Could the use of community-scale solar benefit your and your neighbors’ facilities? Learn more in this industry report

by Brianna Crandall — April 9, 2018 — A growing number of electric cooperatives and municipal utilities are capturing the economic, grid, and environmental benefits from community-scale solar (CSS) installations as institutional barriers to development are addressed for this emerging technology solution, according to a new report by Rocky Mountain Institute (RMI).

And while recent CSS market growth has exceeded that of both so-called “behind-the-meter” solar like rooftop photovoltaic systems and that of utility-scale solar between 2015 and 2017 according to a GTM/SEIA US Solar Market Insight Report cited by RMI, those barriers — encompassing cost, access, and demand — continue to drag on the CSS sector’s overall growth.

RMI’s new Progress and Potential for Community-Scale Solar report offers new approaches to help drive additional development and buyer adoption of this clean, reliable, locally sourced resource.

Community-scale solar consists of solar arrays that generate mid-size (e.g., 0.5–5 MW) solar power and that are sited within the neighborhoods they serve.

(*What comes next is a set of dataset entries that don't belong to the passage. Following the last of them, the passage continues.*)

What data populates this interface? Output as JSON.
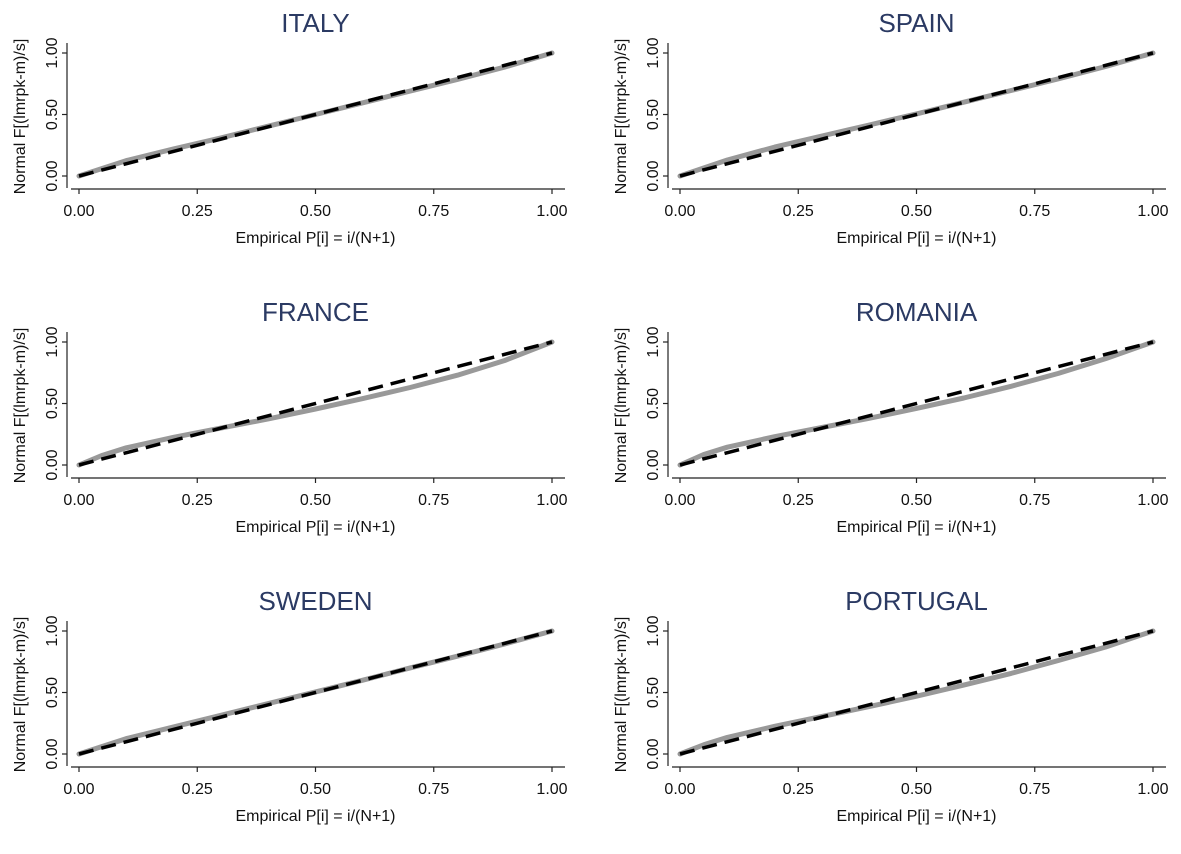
{
  "chart_data": [
    {
      "type": "line",
      "title": "ITALY",
      "xlabel": "Empirical P[i] = i/(N+1)",
      "ylabel": "Normal F[(lmrpk-m)/s]",
      "xlim": [
        0,
        1
      ],
      "ylim": [
        0,
        1
      ],
      "xticks": [
        "0.00",
        "0.25",
        "0.50",
        "0.75",
        "1.00"
      ],
      "yticks": [
        "0.00",
        "0.50",
        "1.00"
      ],
      "grid": false,
      "legend": "none",
      "series": [
        {
          "style": "solid-gray",
          "x": [
            0,
            0.1,
            0.2,
            0.3,
            0.4,
            0.5,
            0.6,
            0.7,
            0.8,
            0.9,
            1.0
          ],
          "y": [
            0,
            0.125,
            0.22,
            0.31,
            0.405,
            0.5,
            0.595,
            0.69,
            0.785,
            0.885,
            1.0
          ]
        },
        {
          "style": "dashed-black",
          "x": [
            0,
            1
          ],
          "y": [
            0,
            1
          ]
        }
      ]
    },
    {
      "type": "line",
      "title": "SPAIN",
      "xlabel": "Empirical P[i] = i/(N+1)",
      "ylabel": "Normal F[(lmrpk-m)/s]",
      "xlim": [
        0,
        1
      ],
      "ylim": [
        0,
        1
      ],
      "xticks": [
        "0.00",
        "0.25",
        "0.50",
        "0.75",
        "1.00"
      ],
      "yticks": [
        "0.00",
        "0.50",
        "1.00"
      ],
      "grid": false,
      "legend": "none",
      "series": [
        {
          "style": "solid-gray",
          "x": [
            0,
            0.1,
            0.2,
            0.3,
            0.4,
            0.5,
            0.6,
            0.7,
            0.8,
            0.9,
            1.0
          ],
          "y": [
            0,
            0.13,
            0.235,
            0.325,
            0.415,
            0.505,
            0.6,
            0.695,
            0.79,
            0.89,
            1.0
          ]
        },
        {
          "style": "dashed-black",
          "x": [
            0,
            1
          ],
          "y": [
            0,
            1
          ]
        }
      ]
    },
    {
      "type": "line",
      "title": "FRANCE",
      "xlabel": "Empirical P[i] = i/(N+1)",
      "ylabel": "Normal F[(lmrpk-m)/s]",
      "xlim": [
        0,
        1
      ],
      "ylim": [
        0,
        1
      ],
      "xticks": [
        "0.00",
        "0.25",
        "0.50",
        "0.75",
        "1.00"
      ],
      "yticks": [
        "0.00",
        "0.50",
        "1.00"
      ],
      "grid": false,
      "legend": "none",
      "series": [
        {
          "style": "solid-gray",
          "x": [
            0,
            0.05,
            0.1,
            0.2,
            0.3,
            0.4,
            0.5,
            0.6,
            0.7,
            0.8,
            0.9,
            1.0
          ],
          "y": [
            0,
            0.08,
            0.14,
            0.225,
            0.3,
            0.375,
            0.455,
            0.54,
            0.63,
            0.73,
            0.85,
            1.0
          ]
        },
        {
          "style": "dashed-black",
          "x": [
            0,
            1
          ],
          "y": [
            0,
            1
          ]
        }
      ]
    },
    {
      "type": "line",
      "title": "ROMANIA",
      "xlabel": "Empirical P[i] = i/(N+1)",
      "ylabel": "Normal F[(lmrpk-m)/s]",
      "xlim": [
        0,
        1
      ],
      "ylim": [
        0,
        1
      ],
      "xticks": [
        "0.00",
        "0.25",
        "0.50",
        "0.75",
        "1.00"
      ],
      "yticks": [
        "0.00",
        "0.50",
        "1.00"
      ],
      "grid": false,
      "legend": "none",
      "series": [
        {
          "style": "solid-gray",
          "x": [
            0,
            0.05,
            0.1,
            0.2,
            0.3,
            0.4,
            0.5,
            0.6,
            0.7,
            0.8,
            0.9,
            1.0
          ],
          "y": [
            0,
            0.085,
            0.145,
            0.23,
            0.305,
            0.38,
            0.46,
            0.545,
            0.64,
            0.745,
            0.865,
            1.0
          ]
        },
        {
          "style": "dashed-black",
          "x": [
            0,
            1
          ],
          "y": [
            0,
            1
          ]
        }
      ]
    },
    {
      "type": "line",
      "title": "SWEDEN",
      "xlabel": "Empirical P[i] = i/(N+1)",
      "ylabel": "Normal F[(lmrpk-m)/s]",
      "xlim": [
        0,
        1
      ],
      "ylim": [
        0,
        1
      ],
      "xticks": [
        "0.00",
        "0.25",
        "0.50",
        "0.75",
        "1.00"
      ],
      "yticks": [
        "0.00",
        "0.50",
        "1.00"
      ],
      "grid": false,
      "legend": "none",
      "series": [
        {
          "style": "solid-gray",
          "x": [
            0,
            0.1,
            0.2,
            0.3,
            0.4,
            0.5,
            0.6,
            0.7,
            0.8,
            0.9,
            1.0
          ],
          "y": [
            0,
            0.125,
            0.22,
            0.315,
            0.41,
            0.505,
            0.6,
            0.7,
            0.795,
            0.895,
            1.0
          ]
        },
        {
          "style": "dashed-black",
          "x": [
            0,
            1
          ],
          "y": [
            0,
            1
          ]
        }
      ]
    },
    {
      "type": "line",
      "title": "PORTUGAL",
      "xlabel": "Empirical P[i] = i/(N+1)",
      "ylabel": "Normal F[(lmrpk-m)/s]",
      "xlim": [
        0,
        1
      ],
      "ylim": [
        0,
        1
      ],
      "xticks": [
        "0.00",
        "0.25",
        "0.50",
        "0.75",
        "1.00"
      ],
      "yticks": [
        "0.00",
        "0.50",
        "1.00"
      ],
      "grid": false,
      "legend": "none",
      "series": [
        {
          "style": "solid-gray",
          "x": [
            0,
            0.05,
            0.1,
            0.2,
            0.3,
            0.4,
            0.5,
            0.6,
            0.7,
            0.8,
            0.9,
            1.0
          ],
          "y": [
            0,
            0.075,
            0.135,
            0.225,
            0.305,
            0.385,
            0.47,
            0.56,
            0.655,
            0.76,
            0.87,
            1.0
          ]
        },
        {
          "style": "dashed-black",
          "x": [
            0,
            1
          ],
          "y": [
            0,
            1
          ]
        }
      ]
    }
  ],
  "colors": {
    "title": "#2b3a63",
    "empirical_line": "#999999",
    "reference_line": "#000000",
    "axis": "#222222"
  }
}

According to RMI’s Shine: Community Scale Solar project page, tens of millions of US homes and businesses can’t access solar electricity for reasons that include financing constraints, not owning their property, the lack of a suitable roof for solar, or high prices due to poor adaptation of system design and business models in combination with lack of competition.

RMI says community-scale solar can change that and provide affordable access to this clean energy source. And the community-scale solar market segment is for everyone, says the group — especially homes and businesses; utilities — including municipal utilities, electric cooperatives, and investor-owned utilities; community-based organizations; and solar developers.

In fact, readers may want to educate themselves and meet up with FMs from neighboring facilities to drum up interest and see if a CSS system might be of mutual benefit.

The report relays data and insights from RMI’s work supporting co-op solar procurement in Colorado, New Mexico, and Texas, and focuses particularly on the CSS opportunity for rural electric cooperatives. It follows RMI’s research highlighting levers to reduce CSS costs by 40% and enable a 30-gigawatt community scale-solar market — the equivalent of about 50 average-sized coal plants — by 2020.

RMI believes the CSS segment sits in an economic sweet spot in the market and represents an economic opportunity of as much as $30 billion. According to the group, community-scale systems are large enough to access low costs through economies of scale and small enough to efficiently interconnect into distribution systems.

Via these solar arrays — between 0.5 megawatt (MW) and 5 MW per installation, interconnected to distribution networks and sited directly within the neighborhoods they serve — cooperatives can leverage local connections to facilitate the development process, further reducing costs.

Thomas Koch Blank, a principal at RMI, remarked:

In demonstrating the ability to already today deliver clean energy at or below 5 cents per kilowatt-hour on the distribution grid, CSS can be the “killer app” for cooperatives, supplying a cost-competitive, locally sourced, clean energy resource that also provides resilience benefits to their members. Seizing on the additional cost-reduction pathways we identify will help ensure buyers access to the best CSS offerings and their range of benefits.

RMI in December announced the start of construction on a new 3 MW solar project in New Mexico that will sell its output below 4.5 cents per kilowatt-hour, a price RMI believes is the lowest reported contract for distributed photovoltaic solar energy in the U.S. RMI provided project analysis and supported the competitive procurement process for Otero County Electric Cooperative, Inc.

RMI is working with communities, utilities, and solar developers to build a more transparent, standardized approach to help expand market access for community-scale solar installations. The organization also is continually expanding its network to both raise awareness of the benefits of this technology, and to simplify the process to help stakeholders determine how CSS can help lower electricity costs and bring more clean energy onto the grid.